Purpose: Our goal is to understand the mechanism of traumatic optic neuropathy (TON) in order to prevent vision loss. Following traumatic insults to the optic nerve, retinal microglial cells are activated through MAP Kinase pathways and increased cytotoxic activity that causes retinal ganglion cell death. Under the stress of TON, extracellular concentration of adenosine is likely to increase due to its increased formation by ecto-5’-nucleotidase (CD73) or decreased metabolism by the intracellular adenosine kinase (AK). The accumulated intracellular adenosine is then released through equilibrative nucleoside transporters. Extracellular adenosine activates an anti-inflammatory pathway through A2A adenosine receptor. However, we do not know whether AK or CD73 contributes more in causing this imbalance. We have demonstrated that hypoxia-induced microglia activation was inhibited by inhibitors of MAP Kinases (ERK and P38) and AK. We have also shown that hypoxia-induced CD73 up-regulation suppressed microglia activation. Based on these findings, we hypothesize that an imbalance in adenosine formation and metabolism in the retinal microglia participated by AK may contribute significantly to retinal complications in the setting of TON.

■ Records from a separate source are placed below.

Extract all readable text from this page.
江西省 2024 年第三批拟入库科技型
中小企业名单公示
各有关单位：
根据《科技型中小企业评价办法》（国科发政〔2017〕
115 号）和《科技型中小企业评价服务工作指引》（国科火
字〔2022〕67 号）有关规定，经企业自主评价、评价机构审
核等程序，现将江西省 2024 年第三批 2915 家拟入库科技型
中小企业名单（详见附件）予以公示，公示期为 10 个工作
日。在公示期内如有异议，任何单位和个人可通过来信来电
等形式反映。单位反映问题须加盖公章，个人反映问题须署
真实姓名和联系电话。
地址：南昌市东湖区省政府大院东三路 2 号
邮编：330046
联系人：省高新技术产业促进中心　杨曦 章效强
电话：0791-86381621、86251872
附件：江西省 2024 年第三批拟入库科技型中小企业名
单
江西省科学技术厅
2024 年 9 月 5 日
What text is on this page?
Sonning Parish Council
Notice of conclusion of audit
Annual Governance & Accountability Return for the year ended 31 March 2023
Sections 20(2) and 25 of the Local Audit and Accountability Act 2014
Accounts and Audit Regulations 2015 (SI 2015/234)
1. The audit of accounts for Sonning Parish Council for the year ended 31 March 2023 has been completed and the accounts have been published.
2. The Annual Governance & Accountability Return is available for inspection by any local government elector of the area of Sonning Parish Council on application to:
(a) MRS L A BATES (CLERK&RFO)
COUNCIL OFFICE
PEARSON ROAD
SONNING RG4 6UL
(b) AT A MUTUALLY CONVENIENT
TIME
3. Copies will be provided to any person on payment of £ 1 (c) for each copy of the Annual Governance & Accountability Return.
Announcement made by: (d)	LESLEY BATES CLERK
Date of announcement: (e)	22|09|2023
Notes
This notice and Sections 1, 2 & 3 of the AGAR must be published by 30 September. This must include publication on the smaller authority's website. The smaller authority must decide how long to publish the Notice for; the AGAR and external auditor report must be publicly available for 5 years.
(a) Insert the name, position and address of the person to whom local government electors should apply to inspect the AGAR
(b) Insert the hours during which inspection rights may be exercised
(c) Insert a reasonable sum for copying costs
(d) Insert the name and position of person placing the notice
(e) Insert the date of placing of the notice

Methods: Mice were anesthetized according to standard protocol and bilateral limbal conjunctival peritomy was performed posteriorly to the optic nerve in each mouse. Compression by forceps was performed on the right optic nerve in each mouse with the left optic nerve serving as a control. Compression was released at 10 seconds and pupillary dilation was noted. Mice were treated with or without an AK inhibitor (AKI), ABT702 (25μg/kg; i. p.), every other day for 7 days. All retinas were then harvested for RNA preparation. Gene expression was determined by Real-Time PCR analysis.

Results: In a series experiments with Real-Time PCR, increased expression of TNF-α, Iba1, and caspase3 were shown in nerve crush model. In subgroup of nerve crush model that was treated with AKI, lower expression was noted. It was also noted that administration of AKI showed no effect in the control.

Conclusions: Our results suggest that TON can be effectively treated with an inhibitor for AK, which ameliorates inflammation by reducing microglial activity. Inhibition of AK potentially amplifies the endogenous therapeutic effects of site- and event-specific accumulation of extracellular adenosine, which is of highly translational impact.